2. If you find yourself in the situation of not having to report to work every day, enjoy every minute. Others will try to fill your time, but you are in ultimate control. If you’re trying to find a new job, try not to stress about it. Things will work out.  Meanwhile, live it up, and wear pajamas and slippers all day if you get the chance!

3. Granny Camp with all of your grandkids in attendance can be a real joy. However, the idea of not having another adult around to assist can be abandoned if you have four campers ages 10 and under. Also, shortening the session from a week to three days is a remarkably wonderful idea!

4. You’re never too old for a job interview, and a well crafted resume can be extremely handy. This is your chance to blow your own horn. Don’t be dishonest, but don’t sell yourself short, either. Many employers are recognizing the value of hiring experienced, seasoned employees. On a related note: if you are asked to speak about one of your best features, and one of your worst ones, the weakness should be a cleverly disguised strength. Example: “I have a hard time letting go of a project when it’s finished, because I want everything to be perfect.”

5. Eighteen people can fit comfortably in a garage for a large family dinner. Crafty kids and grandkids can help with decorations the night before. Another stress reducing tip: take advantage of helpful mothers, sisters-in-law, daughters, daughters-in-law and grand-daughters, and send males of all ages outside until everything is on the table.

6. Two serious thoughts about tragic events that occurred just before Christmas. Even if God is no longer officially invited to our schools, He’s still there. And, guns don’t kill people, people who should not have access to guns kill people. I’m trying to keep this list positive, but sometimes things just must be said.

7. We live in a beautiful state, with boundless opportunities for happy jaunts with little or no planning. The State Park system is a secret that we should not keep to ourselves any longer.
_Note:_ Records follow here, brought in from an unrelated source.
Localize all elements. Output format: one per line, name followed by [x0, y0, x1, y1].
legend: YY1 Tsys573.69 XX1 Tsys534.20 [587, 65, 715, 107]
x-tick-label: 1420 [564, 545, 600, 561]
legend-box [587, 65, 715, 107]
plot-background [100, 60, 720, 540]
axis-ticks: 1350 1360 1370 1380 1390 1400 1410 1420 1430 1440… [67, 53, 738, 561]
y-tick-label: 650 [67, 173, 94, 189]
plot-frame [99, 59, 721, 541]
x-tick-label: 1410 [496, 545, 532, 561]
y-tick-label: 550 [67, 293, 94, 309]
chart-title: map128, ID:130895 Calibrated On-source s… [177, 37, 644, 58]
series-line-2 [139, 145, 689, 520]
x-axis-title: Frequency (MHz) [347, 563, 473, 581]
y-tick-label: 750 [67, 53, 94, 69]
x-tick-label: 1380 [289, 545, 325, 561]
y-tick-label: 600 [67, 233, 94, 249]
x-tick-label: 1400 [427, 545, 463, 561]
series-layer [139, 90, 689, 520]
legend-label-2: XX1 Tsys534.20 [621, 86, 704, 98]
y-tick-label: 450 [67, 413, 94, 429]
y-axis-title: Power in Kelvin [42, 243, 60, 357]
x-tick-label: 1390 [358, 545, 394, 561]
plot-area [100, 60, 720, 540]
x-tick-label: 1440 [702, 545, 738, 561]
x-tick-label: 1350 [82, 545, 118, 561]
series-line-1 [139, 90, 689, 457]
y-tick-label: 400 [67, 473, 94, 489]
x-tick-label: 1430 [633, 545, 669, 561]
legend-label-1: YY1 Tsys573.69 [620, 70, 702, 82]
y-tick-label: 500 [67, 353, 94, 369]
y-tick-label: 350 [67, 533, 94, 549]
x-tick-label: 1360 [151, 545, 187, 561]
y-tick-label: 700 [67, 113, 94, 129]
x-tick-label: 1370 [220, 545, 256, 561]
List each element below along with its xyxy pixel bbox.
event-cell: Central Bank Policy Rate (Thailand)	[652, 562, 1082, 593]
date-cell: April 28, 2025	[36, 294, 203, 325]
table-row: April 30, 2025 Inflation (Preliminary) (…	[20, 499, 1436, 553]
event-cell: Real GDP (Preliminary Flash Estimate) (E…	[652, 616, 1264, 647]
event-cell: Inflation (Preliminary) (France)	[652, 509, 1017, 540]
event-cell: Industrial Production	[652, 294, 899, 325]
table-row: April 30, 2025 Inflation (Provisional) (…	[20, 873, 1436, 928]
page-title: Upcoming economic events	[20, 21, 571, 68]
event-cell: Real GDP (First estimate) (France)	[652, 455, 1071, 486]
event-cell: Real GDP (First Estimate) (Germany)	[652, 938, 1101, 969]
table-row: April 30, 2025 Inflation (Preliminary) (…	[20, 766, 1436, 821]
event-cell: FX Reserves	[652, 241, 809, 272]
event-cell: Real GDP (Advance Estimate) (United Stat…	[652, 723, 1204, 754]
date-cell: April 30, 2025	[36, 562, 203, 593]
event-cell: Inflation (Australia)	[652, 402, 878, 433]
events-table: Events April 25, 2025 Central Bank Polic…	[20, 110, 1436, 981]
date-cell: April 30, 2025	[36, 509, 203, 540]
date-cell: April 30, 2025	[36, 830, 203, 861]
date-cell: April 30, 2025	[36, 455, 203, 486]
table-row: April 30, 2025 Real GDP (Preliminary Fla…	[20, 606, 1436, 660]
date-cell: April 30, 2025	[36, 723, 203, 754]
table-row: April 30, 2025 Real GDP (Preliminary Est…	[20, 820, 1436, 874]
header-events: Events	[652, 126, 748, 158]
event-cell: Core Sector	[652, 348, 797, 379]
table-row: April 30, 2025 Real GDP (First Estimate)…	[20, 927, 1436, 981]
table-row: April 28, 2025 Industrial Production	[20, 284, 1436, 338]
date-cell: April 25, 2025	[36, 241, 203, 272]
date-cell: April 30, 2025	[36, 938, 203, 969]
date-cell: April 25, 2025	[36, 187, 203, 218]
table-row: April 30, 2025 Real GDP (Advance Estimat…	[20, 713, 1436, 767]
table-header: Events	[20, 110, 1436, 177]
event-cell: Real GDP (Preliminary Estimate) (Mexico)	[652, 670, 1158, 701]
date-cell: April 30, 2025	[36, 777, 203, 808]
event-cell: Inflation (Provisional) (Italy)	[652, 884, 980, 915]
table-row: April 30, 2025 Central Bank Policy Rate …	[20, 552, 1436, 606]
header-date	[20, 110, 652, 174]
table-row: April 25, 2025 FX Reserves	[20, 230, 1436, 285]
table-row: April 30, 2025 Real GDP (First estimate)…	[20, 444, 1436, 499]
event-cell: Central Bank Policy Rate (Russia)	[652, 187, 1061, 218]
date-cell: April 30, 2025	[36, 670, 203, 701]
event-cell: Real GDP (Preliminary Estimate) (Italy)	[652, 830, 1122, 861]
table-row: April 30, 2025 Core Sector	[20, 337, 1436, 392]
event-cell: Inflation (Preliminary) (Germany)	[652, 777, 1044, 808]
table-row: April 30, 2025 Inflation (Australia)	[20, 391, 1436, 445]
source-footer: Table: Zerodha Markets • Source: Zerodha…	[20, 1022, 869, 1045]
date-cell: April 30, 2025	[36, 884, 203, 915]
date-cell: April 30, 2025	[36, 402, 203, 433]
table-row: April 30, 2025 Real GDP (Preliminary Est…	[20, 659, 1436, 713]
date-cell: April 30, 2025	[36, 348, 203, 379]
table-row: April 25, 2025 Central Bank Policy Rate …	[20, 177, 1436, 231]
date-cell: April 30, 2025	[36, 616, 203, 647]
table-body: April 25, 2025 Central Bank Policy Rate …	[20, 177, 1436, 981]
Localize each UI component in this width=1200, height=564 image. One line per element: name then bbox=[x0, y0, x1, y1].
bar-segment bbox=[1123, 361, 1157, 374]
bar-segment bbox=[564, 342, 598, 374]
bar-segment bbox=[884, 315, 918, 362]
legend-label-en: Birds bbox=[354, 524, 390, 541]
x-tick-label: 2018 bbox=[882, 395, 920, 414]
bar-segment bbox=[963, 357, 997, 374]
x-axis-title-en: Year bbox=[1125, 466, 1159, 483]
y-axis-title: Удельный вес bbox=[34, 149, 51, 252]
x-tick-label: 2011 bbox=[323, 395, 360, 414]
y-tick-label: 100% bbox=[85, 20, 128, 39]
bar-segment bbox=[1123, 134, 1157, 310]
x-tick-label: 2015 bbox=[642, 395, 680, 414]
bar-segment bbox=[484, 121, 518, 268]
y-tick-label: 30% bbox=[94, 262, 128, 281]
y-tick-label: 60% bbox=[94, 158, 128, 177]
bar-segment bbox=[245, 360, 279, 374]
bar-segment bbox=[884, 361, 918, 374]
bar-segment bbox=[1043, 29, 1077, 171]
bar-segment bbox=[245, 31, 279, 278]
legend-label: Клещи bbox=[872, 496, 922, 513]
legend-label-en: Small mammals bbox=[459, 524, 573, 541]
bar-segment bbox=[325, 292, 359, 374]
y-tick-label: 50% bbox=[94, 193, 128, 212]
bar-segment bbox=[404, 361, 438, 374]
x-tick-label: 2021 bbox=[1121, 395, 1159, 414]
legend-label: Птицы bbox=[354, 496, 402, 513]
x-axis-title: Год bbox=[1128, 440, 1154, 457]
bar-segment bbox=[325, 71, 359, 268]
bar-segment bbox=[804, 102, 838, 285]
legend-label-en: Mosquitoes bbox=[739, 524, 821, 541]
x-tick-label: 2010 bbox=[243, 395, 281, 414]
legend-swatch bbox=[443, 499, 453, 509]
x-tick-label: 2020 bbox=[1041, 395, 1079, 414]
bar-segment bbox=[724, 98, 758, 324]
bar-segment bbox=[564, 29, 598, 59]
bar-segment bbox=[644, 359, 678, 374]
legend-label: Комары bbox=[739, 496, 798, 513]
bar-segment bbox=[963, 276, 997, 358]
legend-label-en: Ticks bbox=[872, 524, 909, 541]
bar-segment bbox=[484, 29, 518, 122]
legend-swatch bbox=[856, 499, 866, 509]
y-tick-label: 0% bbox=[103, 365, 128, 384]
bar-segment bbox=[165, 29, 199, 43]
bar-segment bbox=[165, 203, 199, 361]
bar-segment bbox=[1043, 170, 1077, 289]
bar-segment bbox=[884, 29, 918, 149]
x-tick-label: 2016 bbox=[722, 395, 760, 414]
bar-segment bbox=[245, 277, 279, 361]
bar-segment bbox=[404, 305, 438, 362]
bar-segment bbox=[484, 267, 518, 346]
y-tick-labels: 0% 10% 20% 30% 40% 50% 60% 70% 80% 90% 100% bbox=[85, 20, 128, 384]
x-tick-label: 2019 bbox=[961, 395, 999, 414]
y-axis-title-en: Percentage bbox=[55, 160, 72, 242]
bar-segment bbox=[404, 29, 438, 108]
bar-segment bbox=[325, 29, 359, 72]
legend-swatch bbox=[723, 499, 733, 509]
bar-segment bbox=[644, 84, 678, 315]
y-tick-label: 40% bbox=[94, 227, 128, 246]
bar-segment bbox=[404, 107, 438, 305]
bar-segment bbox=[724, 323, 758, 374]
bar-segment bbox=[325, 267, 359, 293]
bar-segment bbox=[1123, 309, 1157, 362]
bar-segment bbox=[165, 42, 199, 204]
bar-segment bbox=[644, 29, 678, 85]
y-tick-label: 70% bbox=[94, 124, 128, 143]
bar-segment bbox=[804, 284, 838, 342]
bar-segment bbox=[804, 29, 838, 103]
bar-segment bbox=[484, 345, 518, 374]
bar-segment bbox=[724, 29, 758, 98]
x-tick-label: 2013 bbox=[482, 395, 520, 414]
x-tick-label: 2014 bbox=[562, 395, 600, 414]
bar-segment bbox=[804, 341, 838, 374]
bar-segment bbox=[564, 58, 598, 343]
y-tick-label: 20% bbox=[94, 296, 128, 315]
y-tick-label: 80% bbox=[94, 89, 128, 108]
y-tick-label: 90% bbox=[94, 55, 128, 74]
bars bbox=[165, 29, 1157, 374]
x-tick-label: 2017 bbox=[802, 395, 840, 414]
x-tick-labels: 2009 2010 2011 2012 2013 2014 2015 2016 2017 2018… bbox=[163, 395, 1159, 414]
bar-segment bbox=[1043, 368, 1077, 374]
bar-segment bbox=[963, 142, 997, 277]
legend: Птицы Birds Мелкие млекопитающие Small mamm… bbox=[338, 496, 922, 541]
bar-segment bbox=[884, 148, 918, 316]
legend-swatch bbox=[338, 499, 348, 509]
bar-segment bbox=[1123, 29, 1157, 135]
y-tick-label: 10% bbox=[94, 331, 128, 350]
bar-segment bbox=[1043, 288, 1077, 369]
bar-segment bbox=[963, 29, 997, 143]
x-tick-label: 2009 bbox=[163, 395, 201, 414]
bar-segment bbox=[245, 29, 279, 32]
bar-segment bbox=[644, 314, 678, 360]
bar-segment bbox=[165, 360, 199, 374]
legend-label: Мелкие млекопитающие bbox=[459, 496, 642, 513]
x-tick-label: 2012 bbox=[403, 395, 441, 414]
Though it would be impossible to name a favorite, Mounts Magazine, Nebo and Petit Jean are all in the running.

8. Social media is a fantastic tool for keeping in touch, and even for making new friends. Warnings about revealing too much of your private information are valid, but with due caution, online contacts can become real-life pals.

9. A healthy mix of good food and moderate exercise can make day to day life much more pleasant. Kudos to those who are making great strides along these lines, and for those of you who are just maintaining, never give up!

10.  Changes of all kinds happen. During adjustment periods, don’t schedule too many activities. You need time for physical and emotional recuperation.

New years are full of possibilities. Twenty-twelve is gone, and we’re gearing up for Lucky Thirteen. The Mayans didn’t have everything figured out, any more than we do. Like the psalm and the song that inspired this column puts it:  “To everything there is a season, and a time for every purpose under heaven.”   Use those lessons learned, and keep your smiling face aimed forward!